RCA has been scaling back its classical operation, dropping its 'Catalyst' label and deleting a large number of older recordings while allowing contracts with such artists as pianist Peter Serkin to lapse.
And RCA is not alone in gutting its classical division. Universal (which owns Decca, Deutsche Grammophon and Phillips) has cut its artist roster to the bone. Sony is devoting more attention to crossover and soundtracks. In January, EMI merged with Warner-AOL in a move that is expected to lay waist to several Warner labels. Where once the worldwide classical market was ruled by six multinationals, now there are three: Universal, Sony and EMI/Warner.

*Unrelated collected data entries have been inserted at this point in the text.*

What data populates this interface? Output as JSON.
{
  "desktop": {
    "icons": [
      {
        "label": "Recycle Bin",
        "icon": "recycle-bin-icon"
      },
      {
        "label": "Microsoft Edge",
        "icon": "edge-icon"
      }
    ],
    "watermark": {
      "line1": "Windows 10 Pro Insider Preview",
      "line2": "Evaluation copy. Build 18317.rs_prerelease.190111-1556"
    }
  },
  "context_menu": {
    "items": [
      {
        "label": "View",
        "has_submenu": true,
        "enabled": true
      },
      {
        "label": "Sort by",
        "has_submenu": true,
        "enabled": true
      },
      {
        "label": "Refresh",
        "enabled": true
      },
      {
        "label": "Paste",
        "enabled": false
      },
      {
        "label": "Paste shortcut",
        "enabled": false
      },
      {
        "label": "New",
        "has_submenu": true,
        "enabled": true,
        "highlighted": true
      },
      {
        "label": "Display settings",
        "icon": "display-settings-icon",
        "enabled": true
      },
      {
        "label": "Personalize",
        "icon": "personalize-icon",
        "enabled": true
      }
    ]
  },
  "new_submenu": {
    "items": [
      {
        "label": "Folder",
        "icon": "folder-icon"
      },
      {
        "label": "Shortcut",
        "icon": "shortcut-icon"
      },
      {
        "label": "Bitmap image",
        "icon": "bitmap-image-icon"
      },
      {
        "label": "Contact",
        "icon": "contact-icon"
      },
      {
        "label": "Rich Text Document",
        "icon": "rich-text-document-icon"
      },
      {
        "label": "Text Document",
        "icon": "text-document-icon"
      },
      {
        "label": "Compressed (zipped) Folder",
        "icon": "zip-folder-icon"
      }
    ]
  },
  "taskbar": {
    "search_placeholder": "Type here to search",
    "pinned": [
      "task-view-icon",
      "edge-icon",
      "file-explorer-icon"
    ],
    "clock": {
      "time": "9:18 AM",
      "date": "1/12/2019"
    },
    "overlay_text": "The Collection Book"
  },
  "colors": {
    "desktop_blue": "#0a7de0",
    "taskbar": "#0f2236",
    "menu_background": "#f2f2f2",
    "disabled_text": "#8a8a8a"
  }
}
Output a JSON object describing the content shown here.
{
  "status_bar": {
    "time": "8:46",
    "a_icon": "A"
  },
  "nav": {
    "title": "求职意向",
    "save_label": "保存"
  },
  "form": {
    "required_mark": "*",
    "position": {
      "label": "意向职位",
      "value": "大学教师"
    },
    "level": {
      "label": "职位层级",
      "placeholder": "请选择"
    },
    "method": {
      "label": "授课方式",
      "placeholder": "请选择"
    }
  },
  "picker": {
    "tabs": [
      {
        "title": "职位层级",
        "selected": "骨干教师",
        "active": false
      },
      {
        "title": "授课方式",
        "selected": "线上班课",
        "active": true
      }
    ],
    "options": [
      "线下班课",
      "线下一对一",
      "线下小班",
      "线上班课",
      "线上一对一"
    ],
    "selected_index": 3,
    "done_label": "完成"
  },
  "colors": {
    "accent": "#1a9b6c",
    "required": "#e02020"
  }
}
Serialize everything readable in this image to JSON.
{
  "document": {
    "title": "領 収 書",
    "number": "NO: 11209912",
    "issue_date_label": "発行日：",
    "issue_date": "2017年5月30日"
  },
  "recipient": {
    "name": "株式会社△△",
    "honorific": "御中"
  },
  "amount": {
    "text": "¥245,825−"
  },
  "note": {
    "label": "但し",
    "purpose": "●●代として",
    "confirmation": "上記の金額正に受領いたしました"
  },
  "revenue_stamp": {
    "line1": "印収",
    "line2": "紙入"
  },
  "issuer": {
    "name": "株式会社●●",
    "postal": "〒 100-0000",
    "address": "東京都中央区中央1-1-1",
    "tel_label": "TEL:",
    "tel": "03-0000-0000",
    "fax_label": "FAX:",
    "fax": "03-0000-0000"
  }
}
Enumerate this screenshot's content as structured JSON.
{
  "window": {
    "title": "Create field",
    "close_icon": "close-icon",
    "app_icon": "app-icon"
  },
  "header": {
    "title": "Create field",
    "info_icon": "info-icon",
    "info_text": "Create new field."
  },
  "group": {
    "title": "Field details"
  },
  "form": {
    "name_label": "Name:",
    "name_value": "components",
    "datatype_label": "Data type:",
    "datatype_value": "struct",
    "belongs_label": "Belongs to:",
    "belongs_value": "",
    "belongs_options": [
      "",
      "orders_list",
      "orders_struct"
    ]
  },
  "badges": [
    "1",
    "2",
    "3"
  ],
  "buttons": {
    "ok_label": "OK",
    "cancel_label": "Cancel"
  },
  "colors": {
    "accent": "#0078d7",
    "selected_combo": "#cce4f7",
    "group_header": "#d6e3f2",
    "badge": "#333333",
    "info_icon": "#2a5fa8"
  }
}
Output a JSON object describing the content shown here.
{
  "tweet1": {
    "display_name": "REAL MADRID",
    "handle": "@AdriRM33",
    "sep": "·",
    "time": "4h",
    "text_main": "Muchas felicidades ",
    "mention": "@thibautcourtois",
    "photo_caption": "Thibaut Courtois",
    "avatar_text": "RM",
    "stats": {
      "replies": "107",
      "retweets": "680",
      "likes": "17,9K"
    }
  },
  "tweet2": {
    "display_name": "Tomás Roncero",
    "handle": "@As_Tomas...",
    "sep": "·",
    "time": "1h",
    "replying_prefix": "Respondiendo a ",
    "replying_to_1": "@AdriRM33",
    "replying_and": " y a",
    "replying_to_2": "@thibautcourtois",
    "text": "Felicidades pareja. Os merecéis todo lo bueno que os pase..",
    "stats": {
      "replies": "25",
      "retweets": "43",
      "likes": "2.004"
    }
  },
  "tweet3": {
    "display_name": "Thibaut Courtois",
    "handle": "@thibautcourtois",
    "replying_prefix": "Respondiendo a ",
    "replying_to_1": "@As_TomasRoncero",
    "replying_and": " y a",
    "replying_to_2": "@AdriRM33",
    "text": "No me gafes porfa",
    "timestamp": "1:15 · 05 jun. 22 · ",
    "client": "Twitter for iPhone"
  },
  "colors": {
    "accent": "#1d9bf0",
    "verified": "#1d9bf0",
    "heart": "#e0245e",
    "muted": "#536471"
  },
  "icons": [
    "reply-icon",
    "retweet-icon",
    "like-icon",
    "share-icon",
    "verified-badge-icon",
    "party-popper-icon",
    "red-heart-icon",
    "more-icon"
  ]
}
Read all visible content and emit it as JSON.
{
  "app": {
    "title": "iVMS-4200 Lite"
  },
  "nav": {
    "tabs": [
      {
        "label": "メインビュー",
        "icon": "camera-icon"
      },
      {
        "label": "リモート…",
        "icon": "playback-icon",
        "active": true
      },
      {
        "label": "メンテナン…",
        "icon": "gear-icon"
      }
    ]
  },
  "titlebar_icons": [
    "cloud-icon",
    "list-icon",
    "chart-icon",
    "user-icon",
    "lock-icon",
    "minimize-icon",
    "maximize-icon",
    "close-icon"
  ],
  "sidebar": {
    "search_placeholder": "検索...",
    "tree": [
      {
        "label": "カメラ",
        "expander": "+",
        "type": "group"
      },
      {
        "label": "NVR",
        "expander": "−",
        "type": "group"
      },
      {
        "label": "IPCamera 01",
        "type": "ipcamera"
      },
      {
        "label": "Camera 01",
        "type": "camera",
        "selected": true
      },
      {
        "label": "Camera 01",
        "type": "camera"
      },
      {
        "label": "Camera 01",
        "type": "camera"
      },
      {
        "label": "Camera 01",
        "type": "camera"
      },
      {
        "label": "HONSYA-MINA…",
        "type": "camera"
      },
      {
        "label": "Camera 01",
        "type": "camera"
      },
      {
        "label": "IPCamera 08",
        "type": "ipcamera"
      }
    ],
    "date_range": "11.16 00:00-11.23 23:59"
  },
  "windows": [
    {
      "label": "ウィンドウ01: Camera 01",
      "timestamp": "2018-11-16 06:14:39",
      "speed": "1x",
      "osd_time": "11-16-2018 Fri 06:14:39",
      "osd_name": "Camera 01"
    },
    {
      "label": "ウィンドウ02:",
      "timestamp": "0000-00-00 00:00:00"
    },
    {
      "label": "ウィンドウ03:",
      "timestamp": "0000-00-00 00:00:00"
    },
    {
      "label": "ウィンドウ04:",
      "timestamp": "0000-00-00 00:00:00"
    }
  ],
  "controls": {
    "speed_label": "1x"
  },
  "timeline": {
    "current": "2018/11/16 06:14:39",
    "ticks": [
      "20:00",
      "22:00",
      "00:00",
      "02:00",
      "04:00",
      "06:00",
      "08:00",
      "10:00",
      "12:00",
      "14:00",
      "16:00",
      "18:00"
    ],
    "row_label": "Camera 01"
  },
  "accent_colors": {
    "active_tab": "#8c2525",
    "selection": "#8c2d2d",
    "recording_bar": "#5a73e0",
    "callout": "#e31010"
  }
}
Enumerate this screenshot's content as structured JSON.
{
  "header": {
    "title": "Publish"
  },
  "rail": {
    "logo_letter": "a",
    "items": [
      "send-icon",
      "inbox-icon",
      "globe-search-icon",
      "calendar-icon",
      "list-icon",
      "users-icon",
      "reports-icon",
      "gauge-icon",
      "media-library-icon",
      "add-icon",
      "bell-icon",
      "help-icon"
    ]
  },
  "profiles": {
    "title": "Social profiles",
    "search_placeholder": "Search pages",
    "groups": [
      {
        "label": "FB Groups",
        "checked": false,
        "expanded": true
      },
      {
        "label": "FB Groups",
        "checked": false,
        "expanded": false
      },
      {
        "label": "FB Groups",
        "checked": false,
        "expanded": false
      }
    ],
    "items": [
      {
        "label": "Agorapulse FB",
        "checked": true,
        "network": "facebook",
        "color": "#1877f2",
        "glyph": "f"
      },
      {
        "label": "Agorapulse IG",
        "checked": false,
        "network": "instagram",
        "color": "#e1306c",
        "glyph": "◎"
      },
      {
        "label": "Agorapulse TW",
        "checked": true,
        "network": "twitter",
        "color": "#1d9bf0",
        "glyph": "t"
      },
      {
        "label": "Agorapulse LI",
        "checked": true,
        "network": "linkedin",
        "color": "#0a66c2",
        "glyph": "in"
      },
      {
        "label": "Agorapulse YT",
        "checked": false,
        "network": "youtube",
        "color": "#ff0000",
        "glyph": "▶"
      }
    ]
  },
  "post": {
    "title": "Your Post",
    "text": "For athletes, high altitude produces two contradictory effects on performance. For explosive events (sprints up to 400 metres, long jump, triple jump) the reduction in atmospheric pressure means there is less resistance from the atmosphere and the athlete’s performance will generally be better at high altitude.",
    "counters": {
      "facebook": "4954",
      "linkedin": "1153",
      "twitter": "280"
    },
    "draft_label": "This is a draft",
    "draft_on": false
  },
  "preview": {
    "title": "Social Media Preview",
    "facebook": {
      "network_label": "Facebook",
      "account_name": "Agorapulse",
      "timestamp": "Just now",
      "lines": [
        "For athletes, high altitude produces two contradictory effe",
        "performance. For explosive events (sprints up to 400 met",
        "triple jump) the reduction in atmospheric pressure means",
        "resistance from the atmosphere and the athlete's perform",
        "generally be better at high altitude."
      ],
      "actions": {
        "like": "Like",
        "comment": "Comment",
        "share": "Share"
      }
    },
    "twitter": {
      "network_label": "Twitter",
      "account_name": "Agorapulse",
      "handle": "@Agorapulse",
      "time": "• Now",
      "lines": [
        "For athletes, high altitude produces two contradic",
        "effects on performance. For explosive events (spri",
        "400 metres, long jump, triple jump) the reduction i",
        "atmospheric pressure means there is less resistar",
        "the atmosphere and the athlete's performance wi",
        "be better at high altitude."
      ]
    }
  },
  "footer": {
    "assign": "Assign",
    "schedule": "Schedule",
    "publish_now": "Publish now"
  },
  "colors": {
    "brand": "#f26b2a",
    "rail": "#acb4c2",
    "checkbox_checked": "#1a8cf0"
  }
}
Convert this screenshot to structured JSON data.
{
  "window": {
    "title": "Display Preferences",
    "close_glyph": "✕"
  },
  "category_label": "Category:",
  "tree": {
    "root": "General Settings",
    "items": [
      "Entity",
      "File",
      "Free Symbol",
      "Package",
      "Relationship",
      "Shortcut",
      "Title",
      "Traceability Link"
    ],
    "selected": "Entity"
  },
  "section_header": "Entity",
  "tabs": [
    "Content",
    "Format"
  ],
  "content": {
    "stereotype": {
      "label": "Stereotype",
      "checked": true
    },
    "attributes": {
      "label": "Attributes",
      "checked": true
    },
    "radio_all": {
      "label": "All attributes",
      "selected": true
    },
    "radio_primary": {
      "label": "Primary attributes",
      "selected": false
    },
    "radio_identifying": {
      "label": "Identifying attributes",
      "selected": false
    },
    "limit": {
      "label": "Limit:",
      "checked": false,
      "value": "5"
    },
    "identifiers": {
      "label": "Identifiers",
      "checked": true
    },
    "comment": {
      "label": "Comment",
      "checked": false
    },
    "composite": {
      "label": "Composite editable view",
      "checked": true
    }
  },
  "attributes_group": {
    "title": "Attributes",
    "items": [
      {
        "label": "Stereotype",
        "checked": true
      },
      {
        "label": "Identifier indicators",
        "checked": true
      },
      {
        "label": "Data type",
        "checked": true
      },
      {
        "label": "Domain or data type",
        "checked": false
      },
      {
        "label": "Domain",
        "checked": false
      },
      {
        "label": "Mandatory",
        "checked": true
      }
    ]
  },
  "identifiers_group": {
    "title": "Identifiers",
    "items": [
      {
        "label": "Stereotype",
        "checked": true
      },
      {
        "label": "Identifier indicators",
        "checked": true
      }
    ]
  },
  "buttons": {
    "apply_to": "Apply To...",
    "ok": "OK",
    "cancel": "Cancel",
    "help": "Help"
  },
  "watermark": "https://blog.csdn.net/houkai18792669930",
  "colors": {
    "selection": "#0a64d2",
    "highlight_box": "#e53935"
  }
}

If there is no longer any room for serious musical artists at the cynical level of corporate recording, classical recording continues to hold its own among the smaller independent labels. With no shareholders to satisfy, no expensive contracts with big-name artists to drive their projects, such labels as ECM, Harmonia Mundi, Chandos, BIS, Naxos, Hyperion, CPO and Bridge can afford to take risks.
Meanwhile, light a candle for BMG/RCA. It is sad to see the company that sits atop one of the greatest troves of historic recordings - matchless performances by Enrico Caruso, Arturo Toscanini and Van Cliburn - brought low by corporate greed and philistinism.
The sound you hear from Nipper, RCA's canine mascot, is no longer a bark, it's a pathetic whimper.